- O chefe de direitos humanos da ONU, Volker Turk, disse estar indignado com detenções arbitrárias, prisões, processamentos sem devido processo legal e algumas execuções pelo governo no Irã.
- Em vídeo, Turk pediu que todas as execuções sejam imediatamente suspensas; três das oito execuções relatadas desde o início da guerra estavam ligadas aos protestos.
- Ele afirmou que mais de 2.300 pessoas foram presas no Irã desde o início do conflito, acusadas de crimes relacionados à segurança nacional, incluindo terrorismo, dissidência, espionagem e cooperação com o inimigo.
- Turk destacou relatos de interrogatórios e intimidações generalizadas de civis por forças de segurança em espaços públicos, e mencionou que o Irã entrou na quinta semana de bloqueio nacional da internet.
- O contexto é a escalada do confronto entre Irã, Estados Unidos e aliados, com múltiplos ataques e respostas na região; o regime iraniano continua sob pressão internacional.
O chefe de direitos humanos das Nações Unidas, Volker Türk, afirmou estar indignado com detenções que, segundo ele, ocorreram sem devido processo legal no Irã. Em vídeo, ele descreveu prisões e julgamentos como arbitrários, e citou execuções entre as oito registradas desde o início do conflito.

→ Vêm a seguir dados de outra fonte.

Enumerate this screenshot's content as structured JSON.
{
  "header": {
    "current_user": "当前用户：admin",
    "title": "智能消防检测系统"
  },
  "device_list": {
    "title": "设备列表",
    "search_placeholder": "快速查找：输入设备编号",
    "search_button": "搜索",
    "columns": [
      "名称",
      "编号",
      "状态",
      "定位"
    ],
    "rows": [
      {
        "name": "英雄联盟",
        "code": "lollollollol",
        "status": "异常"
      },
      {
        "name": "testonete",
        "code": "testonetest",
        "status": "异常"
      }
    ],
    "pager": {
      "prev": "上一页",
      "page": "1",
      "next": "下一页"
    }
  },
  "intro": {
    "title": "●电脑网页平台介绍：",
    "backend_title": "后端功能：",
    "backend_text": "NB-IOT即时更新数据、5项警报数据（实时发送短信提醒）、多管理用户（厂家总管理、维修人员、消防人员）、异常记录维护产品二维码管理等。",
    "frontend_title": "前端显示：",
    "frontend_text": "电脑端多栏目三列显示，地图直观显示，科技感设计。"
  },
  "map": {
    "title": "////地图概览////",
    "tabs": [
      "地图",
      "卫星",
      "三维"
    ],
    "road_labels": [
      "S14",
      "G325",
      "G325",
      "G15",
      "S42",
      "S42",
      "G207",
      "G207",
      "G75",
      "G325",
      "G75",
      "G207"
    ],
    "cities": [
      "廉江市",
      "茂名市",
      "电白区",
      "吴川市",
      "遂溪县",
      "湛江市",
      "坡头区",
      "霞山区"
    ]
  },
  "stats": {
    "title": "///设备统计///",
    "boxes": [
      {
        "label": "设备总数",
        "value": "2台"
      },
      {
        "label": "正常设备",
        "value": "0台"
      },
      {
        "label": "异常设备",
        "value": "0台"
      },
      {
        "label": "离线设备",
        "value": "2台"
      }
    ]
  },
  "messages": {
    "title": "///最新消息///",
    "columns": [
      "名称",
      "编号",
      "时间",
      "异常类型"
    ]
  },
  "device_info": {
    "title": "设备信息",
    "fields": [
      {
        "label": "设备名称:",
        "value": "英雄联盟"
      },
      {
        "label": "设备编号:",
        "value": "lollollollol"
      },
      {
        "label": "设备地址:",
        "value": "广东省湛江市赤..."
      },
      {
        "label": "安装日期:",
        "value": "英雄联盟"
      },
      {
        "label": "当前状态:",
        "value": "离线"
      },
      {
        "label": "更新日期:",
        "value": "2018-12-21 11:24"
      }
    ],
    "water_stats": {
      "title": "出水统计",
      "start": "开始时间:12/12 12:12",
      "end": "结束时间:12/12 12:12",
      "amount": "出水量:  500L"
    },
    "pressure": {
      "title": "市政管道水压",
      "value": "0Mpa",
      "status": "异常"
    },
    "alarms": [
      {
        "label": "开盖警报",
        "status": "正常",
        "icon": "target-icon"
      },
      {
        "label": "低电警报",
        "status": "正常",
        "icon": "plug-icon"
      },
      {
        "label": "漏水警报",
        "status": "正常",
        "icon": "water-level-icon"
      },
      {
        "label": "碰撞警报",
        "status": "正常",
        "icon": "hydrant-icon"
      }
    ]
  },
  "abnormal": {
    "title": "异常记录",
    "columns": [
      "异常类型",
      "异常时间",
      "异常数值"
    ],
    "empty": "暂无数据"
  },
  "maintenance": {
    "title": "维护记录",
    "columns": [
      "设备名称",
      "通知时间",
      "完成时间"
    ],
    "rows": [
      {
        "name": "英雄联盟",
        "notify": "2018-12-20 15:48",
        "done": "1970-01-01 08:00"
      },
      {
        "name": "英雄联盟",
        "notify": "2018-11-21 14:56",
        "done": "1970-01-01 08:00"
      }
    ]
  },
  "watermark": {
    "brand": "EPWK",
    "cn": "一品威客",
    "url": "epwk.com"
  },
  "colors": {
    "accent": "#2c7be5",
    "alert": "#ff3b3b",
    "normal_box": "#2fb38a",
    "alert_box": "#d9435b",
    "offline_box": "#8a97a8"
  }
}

Türk pediu a suspensão imediata de todas as execuções e destacou que três das mortes ocorreram em ligação com os protestos que ganharam o país. O representante da ONU também mencionou mais de 2.300 prisões relacionadas à segurança nacional, incluindo acusações de terrorismo e cooperação com o que chamou de inimigo.
O relato ressalta ainda relatos de interrogatórios e intimidações de civis por forças de segurança durante o bloqueio de internet, que está em sua quinta semana. A ONU aponta para ampla repressão de direitos humanos no contexto de tensões regionais.
Contexto do conflito no Oriente Médio
A tensão entre Irã, Estados Unidos e Israel se intensificou desde 28 de fevereiro, quando houve ataques mútuos que resultaram em perdas em ambos os lados e no território vizinho. Washington afirma ter atacado alvos militares iranianos e destruição de navios e sistemas de defesa.
Autoridades iranianas divulgaram retaliação em vários países da região, incluindo Emirados Árabes, Arábia Saudita, Catar, Bahrein, Kuwait, Jordânia, Iraque e Omã, afirmando mirar interesses externos. O conflito também se expandiu para o Líbano, com ações do Hezbollah contra Israel.
Dados de organizações de direitos humanos indicam dezenas de milhares de deslocados e centenas de mortos ao longo dos meses de hostilidades. O Irã anunciou a eleição de Mojtaba Khamenei como novo líder supremo, sinalizando continuidade da linha de repressão.
A comunidade internacional acompanha os desdobramentos com cautela, buscando mecanismos de proteção aos direitos humanos e ao bem-estar de civis afetados pela guerra. Autoridades e especialistas ressaltam a necessidade de canais de verificação e apoio humanitário.